What makes you think autocomplete on steroids with no internal reasoning capability or representation of knowledge would be at all useful for inferring intent? Or have you been fooled into thinking an LLM is something like Eurisko/Cyc?
Personally I'm with the parent poster - I use LLMs to help me with intent in new codebases I don't understand yet all the time, and empirically they seem to understand it pretty well. Useful, especially when you don't have good documentation on hand.
Clear variable names and comments aren't a requirement at all.
It sounds to me like you have a philosophical problem with LLMs, which is something I don't think we can debate in good faith. I can just share my experience, which is that they are excellent tools for this kind of thing. Obvious caveats apply - only a fool would rely entirely on an LLM without giving it any thought of their own.
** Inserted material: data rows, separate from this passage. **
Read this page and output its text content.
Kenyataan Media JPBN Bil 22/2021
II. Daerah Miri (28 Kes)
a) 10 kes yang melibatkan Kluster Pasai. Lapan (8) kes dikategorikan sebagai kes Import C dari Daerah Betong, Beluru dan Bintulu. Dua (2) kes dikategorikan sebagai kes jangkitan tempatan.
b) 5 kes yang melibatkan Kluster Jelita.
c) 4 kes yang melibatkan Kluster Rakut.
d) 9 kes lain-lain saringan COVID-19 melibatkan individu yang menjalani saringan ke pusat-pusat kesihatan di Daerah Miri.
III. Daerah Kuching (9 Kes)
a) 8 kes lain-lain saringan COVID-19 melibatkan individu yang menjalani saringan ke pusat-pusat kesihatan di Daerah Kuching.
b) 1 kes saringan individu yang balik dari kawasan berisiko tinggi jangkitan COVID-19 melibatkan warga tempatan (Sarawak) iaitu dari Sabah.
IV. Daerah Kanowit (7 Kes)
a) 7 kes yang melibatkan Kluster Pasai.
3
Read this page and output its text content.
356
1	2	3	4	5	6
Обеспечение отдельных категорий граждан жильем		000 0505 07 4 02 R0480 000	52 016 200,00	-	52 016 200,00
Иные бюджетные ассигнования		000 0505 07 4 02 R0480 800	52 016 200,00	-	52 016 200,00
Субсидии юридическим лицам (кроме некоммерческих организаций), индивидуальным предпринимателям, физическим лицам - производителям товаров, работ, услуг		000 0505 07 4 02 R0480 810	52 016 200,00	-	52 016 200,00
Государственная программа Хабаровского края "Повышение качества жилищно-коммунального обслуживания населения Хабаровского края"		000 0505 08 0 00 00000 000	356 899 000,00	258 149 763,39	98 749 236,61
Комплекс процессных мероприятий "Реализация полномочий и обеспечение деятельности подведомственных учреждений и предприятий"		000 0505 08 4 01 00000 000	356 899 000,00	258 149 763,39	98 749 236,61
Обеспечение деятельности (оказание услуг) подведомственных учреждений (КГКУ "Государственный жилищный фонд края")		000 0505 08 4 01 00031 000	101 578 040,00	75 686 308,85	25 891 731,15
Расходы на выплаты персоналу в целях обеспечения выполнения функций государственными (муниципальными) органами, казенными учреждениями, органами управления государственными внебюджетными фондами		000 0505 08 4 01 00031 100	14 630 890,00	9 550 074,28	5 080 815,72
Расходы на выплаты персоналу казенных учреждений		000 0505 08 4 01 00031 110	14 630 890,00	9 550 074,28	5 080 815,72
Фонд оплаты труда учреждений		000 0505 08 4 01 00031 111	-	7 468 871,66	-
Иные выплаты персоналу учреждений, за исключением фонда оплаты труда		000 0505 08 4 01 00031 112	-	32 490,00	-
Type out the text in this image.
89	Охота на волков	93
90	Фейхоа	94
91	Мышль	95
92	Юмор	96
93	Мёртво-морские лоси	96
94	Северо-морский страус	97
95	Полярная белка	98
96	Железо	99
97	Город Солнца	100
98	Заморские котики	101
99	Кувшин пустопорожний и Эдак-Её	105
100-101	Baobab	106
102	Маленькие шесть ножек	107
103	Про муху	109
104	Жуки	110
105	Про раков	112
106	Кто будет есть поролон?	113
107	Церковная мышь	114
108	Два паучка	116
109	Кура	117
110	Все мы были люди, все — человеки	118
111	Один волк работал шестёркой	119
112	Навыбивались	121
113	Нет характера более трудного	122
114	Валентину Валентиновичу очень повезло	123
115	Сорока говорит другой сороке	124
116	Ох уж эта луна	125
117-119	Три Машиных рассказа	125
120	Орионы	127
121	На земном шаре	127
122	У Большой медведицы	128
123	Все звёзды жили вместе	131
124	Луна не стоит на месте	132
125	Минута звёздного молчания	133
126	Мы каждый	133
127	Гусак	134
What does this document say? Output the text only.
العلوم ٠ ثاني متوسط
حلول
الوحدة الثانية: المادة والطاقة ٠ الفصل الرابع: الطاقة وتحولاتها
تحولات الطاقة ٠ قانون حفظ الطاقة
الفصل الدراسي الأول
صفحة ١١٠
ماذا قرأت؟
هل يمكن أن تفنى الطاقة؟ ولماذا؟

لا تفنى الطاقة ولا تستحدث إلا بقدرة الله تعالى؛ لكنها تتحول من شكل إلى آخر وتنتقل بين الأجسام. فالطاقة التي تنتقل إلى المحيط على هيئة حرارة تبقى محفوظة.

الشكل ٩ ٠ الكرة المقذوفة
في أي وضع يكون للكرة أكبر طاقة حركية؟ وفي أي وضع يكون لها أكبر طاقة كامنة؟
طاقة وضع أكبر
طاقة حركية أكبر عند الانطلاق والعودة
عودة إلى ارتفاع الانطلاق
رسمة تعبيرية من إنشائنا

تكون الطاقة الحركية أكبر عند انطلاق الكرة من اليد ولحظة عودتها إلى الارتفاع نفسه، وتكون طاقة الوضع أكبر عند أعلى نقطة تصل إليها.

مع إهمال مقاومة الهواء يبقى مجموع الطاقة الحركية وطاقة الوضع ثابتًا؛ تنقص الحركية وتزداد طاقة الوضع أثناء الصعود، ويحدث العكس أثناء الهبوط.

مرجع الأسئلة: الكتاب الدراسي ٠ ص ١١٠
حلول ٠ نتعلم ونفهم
I don’t have a philosophical problem with LLMs. I have a problem with treating LLMs as something other than what they are: Predictive text generators. There’s no understanding beneath that which informs the generation, just compression techniques that arise as part of training. Thus I wouldn’t trust them for anything except churning out plausibly-structured text.
Because ideally good code should make the intent obvious from the names and comments, so inferring a full description should really just be an autocomplete task.
The topic is using an LLM to learn a codebase one doesn’t understand. Does that sound like a codebase that has names and comments from which a full description could be inferred?